Insider: Chinese Communist Officials Involved in Corruption Over Trillions Last Year

According to informed sources within the Chinese Communist Party (CCP) system who disclosed to Epoch Times, internal power struggles and purges within the CCP reached unprecedented intensity in 2025. The latest internal reports indicate that the number of corruption cases uncovered last year reached a historical high. The confirmed amount of illicit gains from corruption, bribery, buying and selling official positions, and illegal income within the party alone soared to 800 billion yuan, with over 300 billion yuan of illicit funds still being recovered, breaking the 1 trillion yuan mark.

Close to an insider within the CCP system, Li Yu (pseudonym) revealed to our reporter that since last year, the CCP has initiated a highly targeted “secondary retirement review” for retired officials. This crackdown on “old tigers” has not only unearthed long-standing issues but also exposed the astonishing hidden wealth behind the group of retired officials, including vast amounts of undisclosed real estate and substantial overseas underground deposits.

Li Yu also mentioned that what’s even more shocking is the chain reaction of “pulling out radishes to bring out mud” during the review process: “Investigations into corrupt officials currently in power indirectly implicated more ‘hidden fishes’ than those directly implicated, with the latter group comprising over 60% more individuals. Many of these officials’ properties are held by family and friends, with significant secret deposits in banks in Hong Kong, the UK, and Australia.”

According to official CCP data and internal reports, the structure of corruption in 2025 exhibited distinct hierarchical features. Mr. Zhao, a Chinese political observer, explained to reporters that there are approximately 4,500 officials at the bureau-level and above, corresponding to a fund size of around 225 billion yuan. The average amount per case is as high as 50 million yuan, indicating a clear concentration of resources towards higher levels. Officials at the division-level and below amount to around 20,000 individuals, corresponding to about 100 billion yuan. This level has the highest proportion of individuals, forming the majority of cases, with an average corruption amount per person of approximately 5 million yuan.
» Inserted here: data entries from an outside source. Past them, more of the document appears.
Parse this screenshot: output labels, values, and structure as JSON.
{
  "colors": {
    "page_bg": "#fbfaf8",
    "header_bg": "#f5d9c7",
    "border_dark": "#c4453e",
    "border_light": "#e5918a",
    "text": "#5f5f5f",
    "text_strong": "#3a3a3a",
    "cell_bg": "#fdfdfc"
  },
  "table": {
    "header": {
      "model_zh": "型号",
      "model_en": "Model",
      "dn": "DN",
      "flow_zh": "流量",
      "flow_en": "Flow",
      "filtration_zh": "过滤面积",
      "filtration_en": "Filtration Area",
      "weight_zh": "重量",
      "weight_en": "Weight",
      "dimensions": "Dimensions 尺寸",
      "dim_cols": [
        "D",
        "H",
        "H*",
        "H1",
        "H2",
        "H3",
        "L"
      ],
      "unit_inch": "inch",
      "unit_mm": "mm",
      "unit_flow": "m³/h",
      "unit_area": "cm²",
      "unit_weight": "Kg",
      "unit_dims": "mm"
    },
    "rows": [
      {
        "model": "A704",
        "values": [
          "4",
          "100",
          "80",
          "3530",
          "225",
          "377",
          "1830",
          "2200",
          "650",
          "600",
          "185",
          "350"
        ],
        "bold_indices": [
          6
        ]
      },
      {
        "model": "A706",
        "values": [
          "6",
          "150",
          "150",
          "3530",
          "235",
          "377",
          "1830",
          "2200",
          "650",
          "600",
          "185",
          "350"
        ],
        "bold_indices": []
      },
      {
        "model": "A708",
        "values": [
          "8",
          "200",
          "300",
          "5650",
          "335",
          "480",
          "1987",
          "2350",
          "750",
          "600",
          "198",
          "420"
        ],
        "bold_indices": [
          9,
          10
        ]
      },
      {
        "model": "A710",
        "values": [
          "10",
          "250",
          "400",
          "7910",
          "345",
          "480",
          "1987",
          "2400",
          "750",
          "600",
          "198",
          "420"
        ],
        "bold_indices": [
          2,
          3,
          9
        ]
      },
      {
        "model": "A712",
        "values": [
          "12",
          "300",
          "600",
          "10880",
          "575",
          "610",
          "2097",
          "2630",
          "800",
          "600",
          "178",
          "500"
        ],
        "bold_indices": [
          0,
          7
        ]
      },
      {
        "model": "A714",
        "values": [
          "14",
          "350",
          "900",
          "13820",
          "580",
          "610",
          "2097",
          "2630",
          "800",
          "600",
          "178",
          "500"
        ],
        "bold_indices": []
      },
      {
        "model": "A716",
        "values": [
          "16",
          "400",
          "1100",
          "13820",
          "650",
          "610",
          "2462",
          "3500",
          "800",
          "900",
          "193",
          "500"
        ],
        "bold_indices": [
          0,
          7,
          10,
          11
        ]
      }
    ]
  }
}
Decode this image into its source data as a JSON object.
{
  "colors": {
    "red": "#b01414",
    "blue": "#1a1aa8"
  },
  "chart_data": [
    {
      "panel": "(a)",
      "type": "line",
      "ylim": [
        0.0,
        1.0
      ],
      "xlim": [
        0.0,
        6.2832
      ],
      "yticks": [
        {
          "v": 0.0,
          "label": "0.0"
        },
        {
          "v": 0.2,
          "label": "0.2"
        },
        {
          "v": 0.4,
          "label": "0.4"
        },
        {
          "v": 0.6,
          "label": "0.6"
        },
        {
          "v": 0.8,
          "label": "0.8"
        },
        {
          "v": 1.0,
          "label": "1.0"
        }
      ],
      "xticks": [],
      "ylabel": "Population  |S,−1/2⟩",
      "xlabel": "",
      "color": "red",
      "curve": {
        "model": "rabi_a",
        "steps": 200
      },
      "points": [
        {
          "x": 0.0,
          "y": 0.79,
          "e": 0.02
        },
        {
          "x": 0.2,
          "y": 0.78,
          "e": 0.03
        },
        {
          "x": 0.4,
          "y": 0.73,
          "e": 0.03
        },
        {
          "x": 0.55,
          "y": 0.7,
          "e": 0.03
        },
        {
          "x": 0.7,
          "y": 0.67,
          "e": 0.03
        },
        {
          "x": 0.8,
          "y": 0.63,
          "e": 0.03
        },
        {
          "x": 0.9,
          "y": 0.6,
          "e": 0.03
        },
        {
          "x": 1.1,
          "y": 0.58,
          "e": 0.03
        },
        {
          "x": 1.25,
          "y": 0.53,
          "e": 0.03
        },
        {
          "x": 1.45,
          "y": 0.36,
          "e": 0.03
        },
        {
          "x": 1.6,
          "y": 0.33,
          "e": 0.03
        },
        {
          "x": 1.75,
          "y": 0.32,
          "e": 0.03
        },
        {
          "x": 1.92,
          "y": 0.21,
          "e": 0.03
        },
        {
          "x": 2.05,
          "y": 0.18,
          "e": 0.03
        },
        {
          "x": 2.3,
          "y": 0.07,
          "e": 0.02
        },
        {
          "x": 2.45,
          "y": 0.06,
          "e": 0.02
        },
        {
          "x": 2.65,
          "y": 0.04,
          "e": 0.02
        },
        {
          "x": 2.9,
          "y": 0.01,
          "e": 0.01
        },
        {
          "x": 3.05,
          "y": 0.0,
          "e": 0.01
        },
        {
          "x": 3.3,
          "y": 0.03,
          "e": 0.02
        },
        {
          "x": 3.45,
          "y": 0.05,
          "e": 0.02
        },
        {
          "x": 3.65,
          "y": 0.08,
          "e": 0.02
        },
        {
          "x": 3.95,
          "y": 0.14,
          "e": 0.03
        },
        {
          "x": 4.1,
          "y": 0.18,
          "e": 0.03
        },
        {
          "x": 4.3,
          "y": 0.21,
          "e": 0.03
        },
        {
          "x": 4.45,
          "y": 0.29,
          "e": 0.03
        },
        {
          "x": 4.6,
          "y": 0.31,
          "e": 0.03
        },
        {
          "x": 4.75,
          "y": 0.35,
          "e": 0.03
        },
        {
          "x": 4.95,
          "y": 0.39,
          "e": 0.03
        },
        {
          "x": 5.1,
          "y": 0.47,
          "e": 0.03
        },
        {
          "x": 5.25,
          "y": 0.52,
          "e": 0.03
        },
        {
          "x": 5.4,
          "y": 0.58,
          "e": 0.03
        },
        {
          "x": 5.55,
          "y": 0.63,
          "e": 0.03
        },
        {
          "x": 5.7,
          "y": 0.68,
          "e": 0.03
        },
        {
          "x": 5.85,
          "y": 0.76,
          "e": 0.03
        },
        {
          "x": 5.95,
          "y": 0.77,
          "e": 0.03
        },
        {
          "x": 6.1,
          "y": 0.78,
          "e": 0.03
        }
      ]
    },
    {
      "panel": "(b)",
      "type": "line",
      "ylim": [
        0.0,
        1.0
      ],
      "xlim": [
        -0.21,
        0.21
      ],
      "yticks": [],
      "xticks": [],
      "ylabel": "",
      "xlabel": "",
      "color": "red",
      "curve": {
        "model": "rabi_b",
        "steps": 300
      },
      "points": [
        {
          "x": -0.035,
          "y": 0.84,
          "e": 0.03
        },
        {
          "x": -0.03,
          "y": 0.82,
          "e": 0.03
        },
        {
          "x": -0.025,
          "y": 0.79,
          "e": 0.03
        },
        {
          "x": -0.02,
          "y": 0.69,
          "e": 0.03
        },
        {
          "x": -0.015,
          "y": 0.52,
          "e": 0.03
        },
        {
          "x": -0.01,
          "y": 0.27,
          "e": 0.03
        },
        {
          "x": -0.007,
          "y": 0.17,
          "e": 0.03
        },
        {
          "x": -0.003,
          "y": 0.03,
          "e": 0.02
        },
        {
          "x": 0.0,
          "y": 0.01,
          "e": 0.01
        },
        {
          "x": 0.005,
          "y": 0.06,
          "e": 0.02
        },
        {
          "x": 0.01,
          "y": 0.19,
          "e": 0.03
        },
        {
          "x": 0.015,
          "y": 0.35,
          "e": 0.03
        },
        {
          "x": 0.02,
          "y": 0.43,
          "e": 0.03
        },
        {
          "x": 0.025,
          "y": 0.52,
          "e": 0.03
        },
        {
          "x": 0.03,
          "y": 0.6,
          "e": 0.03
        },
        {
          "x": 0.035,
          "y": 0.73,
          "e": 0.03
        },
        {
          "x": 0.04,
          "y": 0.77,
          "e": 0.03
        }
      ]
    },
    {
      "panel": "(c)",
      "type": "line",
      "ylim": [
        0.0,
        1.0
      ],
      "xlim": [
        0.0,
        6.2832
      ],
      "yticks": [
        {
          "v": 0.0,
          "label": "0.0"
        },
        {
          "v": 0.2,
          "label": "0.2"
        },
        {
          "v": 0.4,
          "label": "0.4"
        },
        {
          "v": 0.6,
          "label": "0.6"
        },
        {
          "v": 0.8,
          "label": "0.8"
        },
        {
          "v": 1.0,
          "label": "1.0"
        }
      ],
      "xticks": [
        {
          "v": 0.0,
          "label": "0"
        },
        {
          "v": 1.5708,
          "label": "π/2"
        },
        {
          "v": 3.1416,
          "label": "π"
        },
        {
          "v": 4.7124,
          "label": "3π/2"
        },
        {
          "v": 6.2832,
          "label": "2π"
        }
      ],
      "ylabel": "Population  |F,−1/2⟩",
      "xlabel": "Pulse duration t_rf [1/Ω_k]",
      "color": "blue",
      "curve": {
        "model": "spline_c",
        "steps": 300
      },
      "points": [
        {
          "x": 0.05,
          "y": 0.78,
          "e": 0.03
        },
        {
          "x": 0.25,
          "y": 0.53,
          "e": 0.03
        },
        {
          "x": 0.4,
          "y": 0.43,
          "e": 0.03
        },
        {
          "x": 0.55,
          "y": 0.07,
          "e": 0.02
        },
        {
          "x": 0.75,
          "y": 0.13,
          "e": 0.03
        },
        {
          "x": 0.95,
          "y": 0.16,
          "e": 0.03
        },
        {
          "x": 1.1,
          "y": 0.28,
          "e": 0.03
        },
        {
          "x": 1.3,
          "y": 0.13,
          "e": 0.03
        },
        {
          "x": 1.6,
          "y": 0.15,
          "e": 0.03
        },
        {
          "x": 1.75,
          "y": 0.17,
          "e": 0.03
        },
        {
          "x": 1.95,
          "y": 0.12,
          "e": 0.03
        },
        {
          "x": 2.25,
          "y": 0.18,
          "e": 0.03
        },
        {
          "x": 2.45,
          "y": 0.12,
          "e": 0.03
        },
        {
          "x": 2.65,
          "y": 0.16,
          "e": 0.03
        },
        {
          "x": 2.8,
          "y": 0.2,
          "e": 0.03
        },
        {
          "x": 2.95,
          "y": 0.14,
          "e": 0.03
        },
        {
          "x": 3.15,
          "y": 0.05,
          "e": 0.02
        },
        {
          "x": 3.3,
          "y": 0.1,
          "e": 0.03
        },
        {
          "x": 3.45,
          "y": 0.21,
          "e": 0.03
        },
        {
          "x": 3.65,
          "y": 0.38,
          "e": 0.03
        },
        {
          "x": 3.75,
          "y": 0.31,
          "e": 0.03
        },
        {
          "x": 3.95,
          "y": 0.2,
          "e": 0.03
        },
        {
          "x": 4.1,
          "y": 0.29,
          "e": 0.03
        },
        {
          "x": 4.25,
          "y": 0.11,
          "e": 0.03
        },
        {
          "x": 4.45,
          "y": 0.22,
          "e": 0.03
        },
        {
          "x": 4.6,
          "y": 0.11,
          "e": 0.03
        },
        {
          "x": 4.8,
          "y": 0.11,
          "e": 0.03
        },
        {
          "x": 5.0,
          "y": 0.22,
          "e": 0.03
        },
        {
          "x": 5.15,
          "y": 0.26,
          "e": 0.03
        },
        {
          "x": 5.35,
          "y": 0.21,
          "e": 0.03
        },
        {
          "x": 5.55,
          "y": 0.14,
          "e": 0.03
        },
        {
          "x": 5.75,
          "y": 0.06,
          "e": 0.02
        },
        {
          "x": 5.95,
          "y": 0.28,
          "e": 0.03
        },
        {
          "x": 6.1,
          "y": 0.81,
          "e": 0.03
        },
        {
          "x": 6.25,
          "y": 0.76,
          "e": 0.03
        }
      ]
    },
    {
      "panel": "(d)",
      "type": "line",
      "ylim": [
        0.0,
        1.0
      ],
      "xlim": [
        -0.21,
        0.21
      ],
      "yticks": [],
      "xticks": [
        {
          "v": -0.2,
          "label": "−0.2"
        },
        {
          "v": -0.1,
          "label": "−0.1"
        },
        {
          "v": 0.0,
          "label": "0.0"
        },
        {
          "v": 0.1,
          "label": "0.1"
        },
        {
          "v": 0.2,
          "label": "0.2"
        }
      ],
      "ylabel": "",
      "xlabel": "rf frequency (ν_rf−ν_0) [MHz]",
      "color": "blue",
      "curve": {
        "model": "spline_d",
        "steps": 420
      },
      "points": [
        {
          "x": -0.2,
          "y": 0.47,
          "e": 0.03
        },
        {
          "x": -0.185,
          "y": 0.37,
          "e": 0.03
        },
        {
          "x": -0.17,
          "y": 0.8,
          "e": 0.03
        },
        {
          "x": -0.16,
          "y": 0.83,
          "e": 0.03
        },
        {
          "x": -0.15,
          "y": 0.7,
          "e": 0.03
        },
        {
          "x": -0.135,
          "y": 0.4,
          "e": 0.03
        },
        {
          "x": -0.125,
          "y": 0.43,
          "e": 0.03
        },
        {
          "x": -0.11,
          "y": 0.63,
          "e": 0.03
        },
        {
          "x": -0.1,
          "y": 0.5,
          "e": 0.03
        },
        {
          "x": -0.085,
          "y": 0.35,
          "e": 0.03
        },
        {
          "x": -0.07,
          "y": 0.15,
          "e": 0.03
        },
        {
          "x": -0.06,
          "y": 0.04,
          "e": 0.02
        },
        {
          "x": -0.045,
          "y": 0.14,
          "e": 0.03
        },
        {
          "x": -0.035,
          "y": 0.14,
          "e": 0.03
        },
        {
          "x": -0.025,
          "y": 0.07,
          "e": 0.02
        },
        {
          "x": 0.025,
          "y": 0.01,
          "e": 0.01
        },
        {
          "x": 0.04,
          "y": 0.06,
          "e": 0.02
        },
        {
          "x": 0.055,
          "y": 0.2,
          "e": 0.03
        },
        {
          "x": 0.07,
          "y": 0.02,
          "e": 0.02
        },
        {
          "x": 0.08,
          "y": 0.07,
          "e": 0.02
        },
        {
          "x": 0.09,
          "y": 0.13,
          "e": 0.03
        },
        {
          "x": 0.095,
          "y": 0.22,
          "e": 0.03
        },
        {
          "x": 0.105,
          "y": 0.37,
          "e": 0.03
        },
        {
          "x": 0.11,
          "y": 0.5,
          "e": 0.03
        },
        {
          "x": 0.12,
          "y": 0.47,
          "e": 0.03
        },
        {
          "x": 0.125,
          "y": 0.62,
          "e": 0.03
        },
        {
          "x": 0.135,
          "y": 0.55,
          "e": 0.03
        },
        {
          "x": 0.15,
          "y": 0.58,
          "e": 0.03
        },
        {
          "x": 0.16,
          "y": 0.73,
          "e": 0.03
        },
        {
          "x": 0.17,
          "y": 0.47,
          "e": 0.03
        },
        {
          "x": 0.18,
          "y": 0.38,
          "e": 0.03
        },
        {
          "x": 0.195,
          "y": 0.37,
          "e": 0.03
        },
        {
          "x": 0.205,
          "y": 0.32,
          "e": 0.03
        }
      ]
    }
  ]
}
Mr. Zhao pointed out that the total corruption by these two categories of officials in office amounts to around 325 billion yuan, constituting the main body of cash flows that were “verified and confiscated” last year. However, this is just the tip of the iceberg. When adding over 300 billion yuan of hidden overseas funds recovered from retired officials, as well as the ongoing investigations into tens of billions yuan of unsettled funds in financial, military-industrial, and other giant state-owned enterprises, it forms the staggering amount nearing “trillion yuan” scale as reported internally.

Mr. Zhao commented, “This is not simply corruption; it is fundamentally an institutionalized plundering movement, a norm of ‘power realization’ within the CCP system. Every penny extracted is the utmost exploitation of the people, serving as the underground fuel for maintaining ‘political loyalty’ within this system. Without dismantling the old web of corruption, new power brokers cannot divvy up the spoils.”

A long-time scholar of the Chinese political system, Han Qing (pseudonym), shared with reporters, “From this precise match between power and money, you can see that corruption has long been deeply intertwined with the operational mechanisms of the CCP. In a system of absolute power monopoly, opaque resource allocation, and supervision relying entirely on ‘fathers investigating their sons’, corruption is a ‘standard plug-in’ highly efficiently produced within this abnormal system. The so-called anti-corruption efforts are merely mafia-style turf reallocations during the changing of powers.”

This assessment was also echoed in specific cases. On March 25, the Intermediate People’s Court in Dalian sentenced the former Chairman of the China Aviation Industry Group, Tan Ruisong, in a case involving bribery totaling 613 million yuan, along with embezzlement of nearly 90 million yuan and insider trading and information leakage. The related details show that within the power structures of military-industrial systems and large state-owned enterprises, where resources are concentrated and approval chains are sealed, officials holding key positions can continuously exploit huge benefits over extended periods.

A military expert, Mr. Chen, told reporters, “Military-industrial enterprises are involved in major projects with highly concentrated funds and approval authority. Once lacking external supervision, power can easily transform into long-term, covert profit channels. The Tan Ruisong case illustrates that corruption is not a short-term action but an accumulated result within institutional spaces.”

He indicated that when power and resources circulate within the system devoid of external oversight, corruption not only becomes difficult to detect promptly but could also perpetuate among different positions, gradually giving the system characteristics of “self-replicating corruption.”